The best way to help Sheffield beggars is to donate to charity rather than putting money in their hands - according to a new campaign.
Sheffield Council, South Yorkshire Police and city charities are behind the awareness drive to highlight the support and services available in Sheffield.
If people want to help those begging on the streets, they are encouraged to donate to local charities that provide food, shelter and support, or to buy the Big Issue magazine rather than handing over cash as it can be ‘counter productive.’
Former Sheffield street beggar Aaron Rooke says charities were what helped him take a step in the ‘right direction’.

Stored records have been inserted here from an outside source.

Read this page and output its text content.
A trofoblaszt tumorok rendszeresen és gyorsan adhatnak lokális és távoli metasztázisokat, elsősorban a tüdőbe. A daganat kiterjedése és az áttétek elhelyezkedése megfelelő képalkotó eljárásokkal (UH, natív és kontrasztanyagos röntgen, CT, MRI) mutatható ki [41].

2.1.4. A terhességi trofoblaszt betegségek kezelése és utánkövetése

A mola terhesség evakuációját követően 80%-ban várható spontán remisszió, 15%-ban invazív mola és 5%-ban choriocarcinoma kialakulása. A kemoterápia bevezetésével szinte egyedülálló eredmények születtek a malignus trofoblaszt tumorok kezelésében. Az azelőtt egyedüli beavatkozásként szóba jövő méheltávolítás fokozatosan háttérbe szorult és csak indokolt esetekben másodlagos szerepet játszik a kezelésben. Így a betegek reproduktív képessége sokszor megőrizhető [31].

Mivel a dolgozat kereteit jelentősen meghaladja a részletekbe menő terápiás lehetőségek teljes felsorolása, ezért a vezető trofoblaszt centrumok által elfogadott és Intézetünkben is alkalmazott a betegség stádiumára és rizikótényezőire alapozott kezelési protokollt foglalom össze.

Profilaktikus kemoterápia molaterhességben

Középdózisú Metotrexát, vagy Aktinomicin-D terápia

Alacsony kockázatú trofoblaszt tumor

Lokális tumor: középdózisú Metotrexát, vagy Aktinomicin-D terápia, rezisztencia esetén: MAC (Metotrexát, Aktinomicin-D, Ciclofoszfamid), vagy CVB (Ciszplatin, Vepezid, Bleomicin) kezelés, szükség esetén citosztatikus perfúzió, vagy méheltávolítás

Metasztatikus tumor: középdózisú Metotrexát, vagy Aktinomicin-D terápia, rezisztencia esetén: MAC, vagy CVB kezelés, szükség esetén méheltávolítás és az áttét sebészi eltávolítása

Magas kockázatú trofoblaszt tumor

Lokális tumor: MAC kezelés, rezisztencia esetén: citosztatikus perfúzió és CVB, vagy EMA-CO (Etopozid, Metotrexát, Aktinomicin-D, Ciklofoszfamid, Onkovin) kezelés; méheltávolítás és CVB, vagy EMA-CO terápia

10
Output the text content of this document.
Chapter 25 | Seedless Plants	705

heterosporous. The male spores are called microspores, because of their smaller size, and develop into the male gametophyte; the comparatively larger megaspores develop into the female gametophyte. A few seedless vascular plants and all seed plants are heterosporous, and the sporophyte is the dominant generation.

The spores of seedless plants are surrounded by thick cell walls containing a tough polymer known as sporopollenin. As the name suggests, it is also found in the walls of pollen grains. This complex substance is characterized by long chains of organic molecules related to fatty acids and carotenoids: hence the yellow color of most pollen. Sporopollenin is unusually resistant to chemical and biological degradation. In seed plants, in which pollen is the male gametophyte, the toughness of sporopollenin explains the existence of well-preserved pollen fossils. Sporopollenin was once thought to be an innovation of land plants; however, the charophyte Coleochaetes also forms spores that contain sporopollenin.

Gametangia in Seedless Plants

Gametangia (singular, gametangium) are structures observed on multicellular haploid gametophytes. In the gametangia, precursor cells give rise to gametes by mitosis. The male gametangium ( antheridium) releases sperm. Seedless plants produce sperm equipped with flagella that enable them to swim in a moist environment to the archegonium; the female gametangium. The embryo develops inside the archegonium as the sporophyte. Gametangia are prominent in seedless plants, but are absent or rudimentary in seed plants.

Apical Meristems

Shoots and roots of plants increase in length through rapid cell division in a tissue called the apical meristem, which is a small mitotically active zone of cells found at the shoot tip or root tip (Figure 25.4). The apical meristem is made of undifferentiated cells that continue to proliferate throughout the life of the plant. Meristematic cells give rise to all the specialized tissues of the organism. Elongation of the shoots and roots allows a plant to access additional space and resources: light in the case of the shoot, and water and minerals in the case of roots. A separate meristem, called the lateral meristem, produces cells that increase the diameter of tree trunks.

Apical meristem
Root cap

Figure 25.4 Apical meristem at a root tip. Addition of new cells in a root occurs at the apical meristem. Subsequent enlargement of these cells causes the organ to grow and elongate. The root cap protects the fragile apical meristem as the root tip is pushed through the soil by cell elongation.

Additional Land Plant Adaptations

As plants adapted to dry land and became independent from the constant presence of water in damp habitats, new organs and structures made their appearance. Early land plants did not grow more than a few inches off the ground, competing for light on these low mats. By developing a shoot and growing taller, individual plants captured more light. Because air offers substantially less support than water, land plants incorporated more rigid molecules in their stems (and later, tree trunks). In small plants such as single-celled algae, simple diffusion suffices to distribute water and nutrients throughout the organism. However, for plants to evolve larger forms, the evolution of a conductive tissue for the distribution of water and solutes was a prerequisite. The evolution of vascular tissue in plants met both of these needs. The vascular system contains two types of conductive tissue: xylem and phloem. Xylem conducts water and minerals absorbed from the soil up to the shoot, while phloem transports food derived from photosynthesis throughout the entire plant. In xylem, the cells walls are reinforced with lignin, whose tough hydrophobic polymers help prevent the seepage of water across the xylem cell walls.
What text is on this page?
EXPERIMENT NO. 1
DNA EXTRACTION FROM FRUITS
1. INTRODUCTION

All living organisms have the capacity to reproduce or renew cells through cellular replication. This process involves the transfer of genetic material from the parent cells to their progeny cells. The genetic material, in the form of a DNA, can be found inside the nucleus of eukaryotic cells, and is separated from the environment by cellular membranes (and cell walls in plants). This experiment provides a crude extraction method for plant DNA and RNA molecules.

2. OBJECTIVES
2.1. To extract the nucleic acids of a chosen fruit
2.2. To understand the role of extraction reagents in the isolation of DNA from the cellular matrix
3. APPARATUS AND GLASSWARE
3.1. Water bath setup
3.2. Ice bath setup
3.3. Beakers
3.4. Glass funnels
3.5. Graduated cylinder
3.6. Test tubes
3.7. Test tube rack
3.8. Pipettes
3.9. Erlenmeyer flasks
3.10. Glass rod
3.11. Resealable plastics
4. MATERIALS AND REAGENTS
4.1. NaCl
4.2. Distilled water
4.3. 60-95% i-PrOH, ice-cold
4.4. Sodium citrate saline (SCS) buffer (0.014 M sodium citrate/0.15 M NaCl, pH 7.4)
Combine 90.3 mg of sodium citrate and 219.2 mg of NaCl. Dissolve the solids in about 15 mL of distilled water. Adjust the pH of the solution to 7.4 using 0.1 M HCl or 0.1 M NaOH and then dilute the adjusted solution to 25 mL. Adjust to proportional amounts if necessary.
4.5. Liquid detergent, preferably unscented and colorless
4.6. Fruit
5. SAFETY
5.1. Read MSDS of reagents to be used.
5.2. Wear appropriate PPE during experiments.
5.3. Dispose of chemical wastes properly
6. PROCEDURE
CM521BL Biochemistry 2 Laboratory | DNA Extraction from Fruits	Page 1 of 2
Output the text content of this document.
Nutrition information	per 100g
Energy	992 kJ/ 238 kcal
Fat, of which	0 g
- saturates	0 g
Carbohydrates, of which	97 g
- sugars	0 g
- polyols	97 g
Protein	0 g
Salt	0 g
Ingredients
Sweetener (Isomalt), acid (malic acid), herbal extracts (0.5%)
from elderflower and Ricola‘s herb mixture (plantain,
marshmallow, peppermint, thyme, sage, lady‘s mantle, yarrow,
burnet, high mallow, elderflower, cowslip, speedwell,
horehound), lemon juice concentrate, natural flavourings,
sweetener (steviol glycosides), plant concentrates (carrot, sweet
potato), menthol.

The 22-year-old, who slept rough for eight months after becoming homeless due to a relationship breakdown, now sells the Big Issue, lives in temporary accommodation and has hopes of going back into kitchens as a chef.
He said: “You think you’re helping the beggars by giving them money but you are not - you are making it worse.”
Aaron said he had used money handed to him to buy alcohol and cannabis to ‘block out things’ but now he relished getting up at 7am to work.
He added: “I feel a lot more4 pride in myself and like there is a lot more hope.”
Coun Isobel Bowler, cabinet member for neighbourhoods at the council, said: “We know there are people who currently give money to people who beg because they want to help.
“However we are saying to these generous people that the best way to do this is to give to the organisations who already provide support and help to people on the street
“We understand that this might feel counter-intuitive but we know what makes a real long-term difference are the organisations who work with people to address the issues they face.”
The Cathedral Archer Project, based at Sheffield Cathedral, estimates there are around 40 people who regularly beg for money in the city centre.
It wants to provide support earlier to help people off the street.
Tim Renshaw, chief executive, said: “When people are begging and can make a living from begging, some people don’t see a reason to stop.
“And it’s not a good life – it’s an impoverished one and issues are not being dealt with which led someone to beg in the first place.
“We can improve people’s lives incredibly -and that’s what we’re here to do.
“We really want people to be generous and keep on giving, but want them to know that giving to people begging on the street can be counter-productive.”
The campaign is also backed by Big Issue North.